Great content -- unbelievably poor editing.
By Lucas Harriman
I don't normally post reviews like this, but I felt I had to say that Routledge should be ashamed of the editorial job done with this publication. It was obviously rushed through production and, judging on the three to five typographical errors appearing on each page, was barely skimmed in the galley stage. And these are not simple spelling errors either. For example, on page 183, the text mentions "potential community that will simply be there when all that white and black folks know of one another is what they find in the media." It can be gathered from context that it should read "that will simply NOT be there..." This is a serious ommission, and similar ones pepper the entire book. Dr. hooks certainly deserves much more respect than this, as do her readers. I am also disappointed to say that this is not the first Routledge publication I could have made similar remarks about.
0 of 0 people found the following review helpful.
Underrated & Essential Gem in hook's Ouvre
By Dav id Simmons
This kind of book is worth 50 books. Fans of bell hooks might prefer other volumes of hers (she spoils her readers), but I immensely enjoyed reading this book and feel it is essential to her ouvre, because it talks about where she is from, and what the people were like there. She writes about her love and respect for "backwoods" people, who in her experience lacked the racism wrongly ascribed to them by many cityfolk, who callously disregard anything nonurban and themselves often lack open-mindedness toward race. She writes about what it means to describe yourself as being from a certain place, and to call a place home. Very enlightening. Strangely, there are occasional minor misedits, but nothing to do with her writing, which is intensely accomplished and eminently human, as always.

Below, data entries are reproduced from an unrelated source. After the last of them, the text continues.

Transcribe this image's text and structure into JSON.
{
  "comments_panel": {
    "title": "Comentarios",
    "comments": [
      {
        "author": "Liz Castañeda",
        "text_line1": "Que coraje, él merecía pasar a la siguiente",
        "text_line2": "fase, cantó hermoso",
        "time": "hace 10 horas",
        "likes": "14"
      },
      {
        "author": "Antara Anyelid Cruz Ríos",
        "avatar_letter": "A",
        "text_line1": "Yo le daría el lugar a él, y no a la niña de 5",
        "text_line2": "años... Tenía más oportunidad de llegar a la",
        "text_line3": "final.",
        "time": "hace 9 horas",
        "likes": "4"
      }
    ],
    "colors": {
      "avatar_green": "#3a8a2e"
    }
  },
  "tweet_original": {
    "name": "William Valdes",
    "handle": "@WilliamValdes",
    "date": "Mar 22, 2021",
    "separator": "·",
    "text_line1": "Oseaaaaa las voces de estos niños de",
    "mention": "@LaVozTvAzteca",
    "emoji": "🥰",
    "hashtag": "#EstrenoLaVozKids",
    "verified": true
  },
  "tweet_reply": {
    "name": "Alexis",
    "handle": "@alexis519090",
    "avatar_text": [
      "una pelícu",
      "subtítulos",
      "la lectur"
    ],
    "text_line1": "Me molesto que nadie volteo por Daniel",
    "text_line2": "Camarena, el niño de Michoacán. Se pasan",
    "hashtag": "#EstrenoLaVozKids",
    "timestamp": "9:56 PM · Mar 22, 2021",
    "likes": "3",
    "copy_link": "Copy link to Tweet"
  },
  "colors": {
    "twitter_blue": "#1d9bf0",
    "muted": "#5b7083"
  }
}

5 of 5 people found the following review helpful.
First half is engaging, last portion hard to stick with - editing does not help....
By D. Pawl
I am currently taking an elective, looking at comparative inequities in cultures, races, gender and LGBTQ matters. My professor is a bell hooks fan, and I wanted to understand his passion for her work. I also wanted a better sense of her experience, as native Kentuckian, transplant to California, New York, and Arizona (to name a few places), and how she reclaims her roots in her native state of Kentucky. I like the idea of examining place, belonging and how we go about reclaiming our healing space after we've been injured by our own native identity.
Let's start with the positive attributes, here - great passages, like recounting sharecropper's experiences in Kentucky, the culture of quilting and reconnecting with seven generations of legacy and anguish. What doesn't work is that the editing, here, is deplorable. I even caught typos. It was embarrassing, at times. Also, the last portion of this book scraped the enamel off of my teeth, my patience was tried so much. It became preachy and even annoying. If this book stopped at the halfway mark, it would have been a hit. A pity!